As for the Forest Service, their argument could have been that the Kekekabic Trail was created in the 1930s for fire suppression crews and wasn’t intended to be a hiking trail for the public. Still, once formed, the trail became part of the fabric and lore of the north country, a goal for some to be faced and conquered.
Martin first hiked the Kek in 1974 as part of his training to work at the Adventurous Christian camp, located mid-Gunflint trail.
“First, we did a canoe trip,” he said.
The canoe trip was quite rigorous, but the Kek proved even more daunting.
“That was my baptism to the Kek. It was rainy and wet, a cool spring. We ran out of food and had to eat young shoots of cattails. We were very hungry, and the shoots tasted delicious.
The name for the trail comes from the Ojibwe language. Kekekabic in Ojibwe is pronounced “Kekequabic” (hawk-cliff or hawk-iron lake).
Despite the first trip being somewhat arduous, Kubic was hooked.

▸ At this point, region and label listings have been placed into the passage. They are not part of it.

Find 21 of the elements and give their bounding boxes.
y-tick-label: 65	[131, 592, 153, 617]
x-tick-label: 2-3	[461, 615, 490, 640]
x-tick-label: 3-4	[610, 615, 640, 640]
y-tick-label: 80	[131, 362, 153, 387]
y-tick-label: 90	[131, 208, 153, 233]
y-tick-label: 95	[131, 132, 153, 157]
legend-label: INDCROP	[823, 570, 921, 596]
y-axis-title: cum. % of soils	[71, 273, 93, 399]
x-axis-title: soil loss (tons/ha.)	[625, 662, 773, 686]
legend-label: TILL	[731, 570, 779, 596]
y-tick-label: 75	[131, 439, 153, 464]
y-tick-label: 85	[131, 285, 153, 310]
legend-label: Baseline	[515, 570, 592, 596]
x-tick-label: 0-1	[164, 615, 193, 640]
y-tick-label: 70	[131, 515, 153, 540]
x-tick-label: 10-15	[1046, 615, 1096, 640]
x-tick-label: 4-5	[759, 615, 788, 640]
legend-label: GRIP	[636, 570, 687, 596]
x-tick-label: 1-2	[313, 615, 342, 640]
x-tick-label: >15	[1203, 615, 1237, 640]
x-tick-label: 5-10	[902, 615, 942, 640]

Following his graduation from the University of Minnesota, Martin went to work at 3M, first employed as an electrical engineer and then later as an advanced engineer specialist, retiring after 37 years.
“I was hired by 3M in 1979. Me and a work buddy of mine hiked the Kek pretty much every year.”
But, said Martin, the trail was getting severely overgrown, and deadfalls cluttered what path they could find. “At times, we would use game trails for hiking because they were better than the Kek.”
And while he and friends worked to clear the trail, it wasn’t done annually, and it was apparent that more needed to be done consistently, or the trail would vanish into the forest.
In 1990 Martin formed the Kekekabic Trail Club, which was dedicated to annually maintaining the trail. That first year he organized a tree clearing group of volunteers, and over 3,000 trees were removed from the path. Until then, the Kek had been cleared every three to five years, and with that low maintenance, the trail was filled with obstacles for hikers.
Clearing the trail is hard work. Only hand tools are allowed, and crews often canoe and portage into hard-to-reach sections.
In the mid 1990s, Martin took a cassette recorder with him and made notes as he hiked. Using that recording and notes, he and Angel Anderson, a Forest Service employee, created a trail guide published by Makenzie Map company and later was part of the Fisher map series. Today that map has been republished by the Kekekabic Trail Club of the North Country Trail Association.
In 2002, Martin formed the Boundary Waters Advisory Committee, a 501(c)3 non-profit volunteer organization dedicated to serving the trails in the BWCAW. The committee’s mission is to organize trail clearing trips, provide education through increased awareness through presentations at local events, and advocate, lobbying the Forest Service and Congress to keep trails maintained.
Besides the Kek, the advisory committee works to see the Pow Wow Trail, Eagle Mountain Trail, Kelso Mountain Trail, and Snowbank Lake Trails are cleared for hikers.
In the field guide for hiking the Kek, Martin and Angela Anderson included a quote from Whitney Evans, a Boy Scout who walked the path in 1949.
“The trail struggles its way through swamps, around cliffs, up the sides of bluffs, and across rocky ridges. It is choked with nightmarish patches of clinging brush. It is blocked with tangles of windfalls and standing timber. It is pressed in places on all sides of an outcropping of rock.
“Sometimes it snakes its way over old riverbeds, slippery, rocky and treacherous. In other areas, it is a peaceful path loping through open stands of timber with a soft, moist, mossy carpet underfoot.”
From May through September, the Forest Service offers BWCAW day or full through hiking passes.
Today the trail is maintained by the Kekekabic Trail Club of the North Country Trail Association. It’s not for the faint of heart, but hike it once, and you might be like Martin Kubik, hooked for life on the wild beauty and daunting challenges the Kekekabic presents.